I'll spare you the technical details, which can get a bit arcane. For the demo, Alpine had rigged out a Chrysler 300C with the system. Alpine had replaced all the speakers in the car, but it was still a modest setup. The dashboard had high-end speakers at either end and a center fill in the middle. Low-end speakers were mounted in the doors, and a 10-inch subwoofer sat in the trunk, making eight speakers in all. We listened to a variety of music during the demo, from classical to jazz to acoustic guitar to electronica with a lot of bass, and it all sounded spectacular. The system doesn't produce a surround effect--it's designed to make you feel as if you are at a live show. During the demo, I could close my eyes and get a sense for what the band would sound like if it was right in front of me.

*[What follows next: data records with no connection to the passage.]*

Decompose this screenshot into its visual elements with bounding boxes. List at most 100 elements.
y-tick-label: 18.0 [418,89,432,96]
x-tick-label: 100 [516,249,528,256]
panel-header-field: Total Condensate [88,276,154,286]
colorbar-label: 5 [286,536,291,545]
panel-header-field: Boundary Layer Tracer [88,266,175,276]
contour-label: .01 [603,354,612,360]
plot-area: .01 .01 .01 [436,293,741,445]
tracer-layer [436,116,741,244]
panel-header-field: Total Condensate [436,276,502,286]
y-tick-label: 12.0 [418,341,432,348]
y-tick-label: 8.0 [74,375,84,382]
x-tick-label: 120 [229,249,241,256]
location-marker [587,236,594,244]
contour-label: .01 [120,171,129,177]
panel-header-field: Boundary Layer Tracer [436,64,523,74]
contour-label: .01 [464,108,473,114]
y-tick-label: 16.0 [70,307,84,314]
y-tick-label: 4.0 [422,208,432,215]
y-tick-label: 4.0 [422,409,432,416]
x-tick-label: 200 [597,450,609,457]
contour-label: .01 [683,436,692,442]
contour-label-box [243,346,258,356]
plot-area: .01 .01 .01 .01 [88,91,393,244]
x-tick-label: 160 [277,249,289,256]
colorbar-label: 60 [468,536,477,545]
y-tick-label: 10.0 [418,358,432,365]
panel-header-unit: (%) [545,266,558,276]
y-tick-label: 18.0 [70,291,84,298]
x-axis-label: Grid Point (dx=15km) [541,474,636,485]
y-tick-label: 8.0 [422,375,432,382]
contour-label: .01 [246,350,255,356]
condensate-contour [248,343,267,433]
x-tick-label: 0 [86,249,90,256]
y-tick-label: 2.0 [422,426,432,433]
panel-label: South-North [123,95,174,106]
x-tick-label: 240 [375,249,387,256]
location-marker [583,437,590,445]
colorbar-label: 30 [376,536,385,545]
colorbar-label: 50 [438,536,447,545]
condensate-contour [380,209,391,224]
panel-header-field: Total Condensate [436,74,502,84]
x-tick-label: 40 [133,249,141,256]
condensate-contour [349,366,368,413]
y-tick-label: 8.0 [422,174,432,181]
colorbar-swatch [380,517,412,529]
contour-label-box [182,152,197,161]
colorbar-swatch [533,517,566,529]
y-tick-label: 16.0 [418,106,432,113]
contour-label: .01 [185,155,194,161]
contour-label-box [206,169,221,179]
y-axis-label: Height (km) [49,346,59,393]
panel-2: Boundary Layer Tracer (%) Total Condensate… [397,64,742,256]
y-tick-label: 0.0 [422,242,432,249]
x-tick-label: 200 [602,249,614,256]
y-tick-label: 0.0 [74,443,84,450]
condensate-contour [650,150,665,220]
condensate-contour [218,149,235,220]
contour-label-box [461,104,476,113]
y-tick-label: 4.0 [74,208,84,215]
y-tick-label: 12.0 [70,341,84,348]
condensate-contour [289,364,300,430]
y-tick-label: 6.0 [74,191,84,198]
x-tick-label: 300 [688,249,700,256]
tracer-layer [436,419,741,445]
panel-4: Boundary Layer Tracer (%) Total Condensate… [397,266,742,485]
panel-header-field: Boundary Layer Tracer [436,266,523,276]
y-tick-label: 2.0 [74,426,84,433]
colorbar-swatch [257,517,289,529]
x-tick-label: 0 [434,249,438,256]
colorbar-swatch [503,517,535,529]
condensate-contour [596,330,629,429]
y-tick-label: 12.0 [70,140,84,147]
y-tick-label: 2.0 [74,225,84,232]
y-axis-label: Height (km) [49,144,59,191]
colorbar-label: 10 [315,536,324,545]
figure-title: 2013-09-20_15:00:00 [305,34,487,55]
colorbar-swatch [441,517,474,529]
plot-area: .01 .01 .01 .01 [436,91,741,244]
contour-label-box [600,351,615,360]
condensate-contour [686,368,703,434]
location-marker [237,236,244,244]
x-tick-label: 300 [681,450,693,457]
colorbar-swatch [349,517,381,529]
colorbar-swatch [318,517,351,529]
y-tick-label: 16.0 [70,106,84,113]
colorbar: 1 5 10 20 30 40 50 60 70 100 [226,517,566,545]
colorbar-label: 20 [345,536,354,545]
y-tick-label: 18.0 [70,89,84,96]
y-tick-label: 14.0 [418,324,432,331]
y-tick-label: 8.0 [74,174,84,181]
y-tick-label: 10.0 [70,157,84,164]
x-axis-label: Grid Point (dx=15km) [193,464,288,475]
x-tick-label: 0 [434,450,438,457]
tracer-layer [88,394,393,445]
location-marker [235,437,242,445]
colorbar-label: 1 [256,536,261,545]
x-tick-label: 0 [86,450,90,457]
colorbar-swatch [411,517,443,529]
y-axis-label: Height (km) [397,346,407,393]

The sound quality was really stunning, especially for a system designed with relatively modest components (barring Alpine's Imprint digital signal processor). Alpine hasn't announced any deals yet to get the Imprint system used in cars, but the company has done a lot of work with Chrysler in the past, among other automakers. Because of automotive production cycles, Alpine says Imprint won't appear until the 2010 model year.